Adventures with Alcohol

Fast Times in the Vomitory

My troubled body dangled from the eighth floor window, gagging, convulsing, puking, and it dawned on me that I ought not to have tried to out-drink a seven foot Indian.

The building’s updraft spread the vomit like a parachute on its eight story plunge toward the dorm’s front entrance, where the first volley sprayed the unsuspecting chumps who happened to be in the landing zone at the wrong instant. Dribble oozed down the brick wall under the window.
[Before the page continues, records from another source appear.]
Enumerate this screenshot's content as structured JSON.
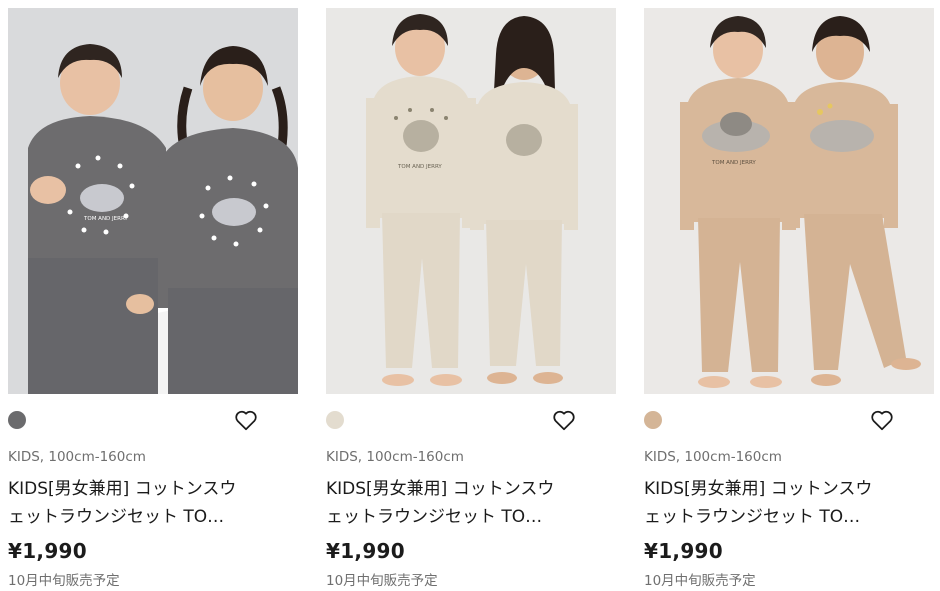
{
  "products": [
    {
      "swatch_color": "#6b6b6d",
      "shirt_color": "#6d6c6e",
      "category": "KIDS, 100cm-160cm",
      "title_line1": "KIDS[男女兼用] コットンスウ",
      "title_line2": "ェットラウンジセット TO…",
      "price": "¥1,990",
      "release": "10月中旬販売予定",
      "print_text": "TOM AND JERRY",
      "background": "#d9dadc"
    },
    {
      "swatch_color": "#e3dccf",
      "shirt_color": "#e4dccd",
      "category": "KIDS, 100cm-160cm",
      "title_line1": "KIDS[男女兼用] コットンスウ",
      "title_line2": "ェットラウンジセット TO…",
      "price": "¥1,990",
      "release": "10月中旬販売予定",
      "print_text": "TOM AND JERRY",
      "background": "#e9e8e6"
    },
    {
      "swatch_color": "#d4b597",
      "shirt_color": "#d8b89a",
      "category": "KIDS, 100cm-160cm",
      "title_line1": "KIDS[男女兼用] コットンスウ",
      "title_line2": "ェットラウンジセット TO…",
      "price": "¥1,990",
      "release": "10月中旬販売予定",
      "print_text": "TOM AND JERRY",
      "background": "#ebe9e7"
    }
  ],
  "icons": {
    "favorite": "heart-outline-icon"
  }
}
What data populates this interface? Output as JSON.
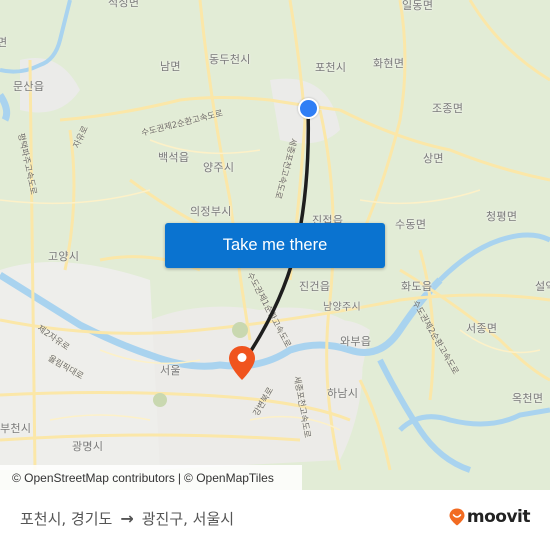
{
  "map": {
    "places": [
      {
        "name": "적성면",
        "label": "적성면"
      },
      {
        "name": "일동면",
        "label": "일동면"
      },
      {
        "name": "문산읍",
        "label": "문산읍"
      },
      {
        "name": "남면",
        "label": "남면"
      },
      {
        "name": "동두천시",
        "label": "동두천시"
      },
      {
        "name": "포천시",
        "label": "포천시"
      },
      {
        "name": "화현면",
        "label": "화현면"
      },
      {
        "name": "조종면",
        "label": "조종면"
      },
      {
        "name": "백석읍",
        "label": "백석읍"
      },
      {
        "name": "양주시",
        "label": "양주시"
      },
      {
        "name": "상면",
        "label": "상면"
      },
      {
        "name": "의정부시",
        "label": "의정부시"
      },
      {
        "name": "진접읍",
        "label": "진접읍"
      },
      {
        "name": "수동면",
        "label": "수동면"
      },
      {
        "name": "청평면",
        "label": "청평면"
      },
      {
        "name": "고양시",
        "label": "고양시"
      },
      {
        "name": "진건읍",
        "label": "진건읍"
      },
      {
        "name": "화도읍",
        "label": "화도읍"
      },
      {
        "name": "설악면",
        "label": "설악"
      },
      {
        "name": "남양주시",
        "label": "남양주시"
      },
      {
        "name": "서종면",
        "label": "서종면"
      },
      {
        "name": "와부읍",
        "label": "와부읍"
      },
      {
        "name": "서울",
        "label": "서울"
      },
      {
        "name": "하남시",
        "label": "하남시"
      },
      {
        "name": "옥천면",
        "label": "옥천면"
      },
      {
        "name": "부천시",
        "label": "부천시"
      },
      {
        "name": "광명시",
        "label": "광명시"
      },
      {
        "name": "미면",
        "label": "면"
      }
    ],
    "roads": [
      {
        "label": "수도권제2순환고속도로"
      },
      {
        "label": "자유로"
      },
      {
        "label": "평택파주고속도로"
      },
      {
        "label": "세종포천고속도로"
      },
      {
        "label": "제2자유로"
      },
      {
        "label": "올림픽대로"
      },
      {
        "label": "강변북로"
      },
      {
        "label": "수도권제1순환고속도로"
      },
      {
        "label": "세종포천고속도로"
      },
      {
        "label": "수도권제2순환고속도로"
      }
    ],
    "origin": {
      "label": "포천시, 경기도",
      "color": "#2f7ef5"
    },
    "destination": {
      "label": "광진구, 서울시",
      "color": "#f0541e"
    },
    "route_color": "#1e1e1e"
  },
  "cta": {
    "label": "Take me there",
    "color": "#0a73d0"
  },
  "attribution": {
    "osm": "© OpenStreetMap contributors",
    "separator": "|",
    "omt": "© OpenMapTiles"
  },
  "footer": {
    "origin": "포천시, 경기도",
    "arrow": "→",
    "destination": "광진구, 서울시",
    "brand": "moovit",
    "brand_color": "#f26b21"
  }
}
My trainers held tight my belt to prevent me from tumbling out the window, all the while cursing me for losing. They had each lost a week’s meal money, having taken the odds, and were in foul humor. My rear end was now my high end, closest to their faces, and I knew they wouldn’t hold on long when I started shitting my pants

Thus, sadly, ended my match with the big Indian, a dead ringer for the giant, deaf-mute Chief in One Flew Over the Cuckoo’s Nest. My guy didn’t waste a lot of words, either.

A New York City boy who wanted to be a cop, he lived next door to me in the dorm. When I arrived, he promptly introduced me to his pub downtown, where he personally oversaw to the engraving of a mug with the initials P.W., where it hung on a pegboard with dozens more. He’d drink for great lengths of time, then sing When Irish Eyes are Smilingand cry every time like a girl at Christmas. An Irishman had gotten into his family tree and it apparently meant a lot to him.

We were pals, on equal footing, no grudges, no debts, until one evening while I was in my dorm room minding my own business and the bastard burst in, closed the door and threw his body against it, guarding me from it.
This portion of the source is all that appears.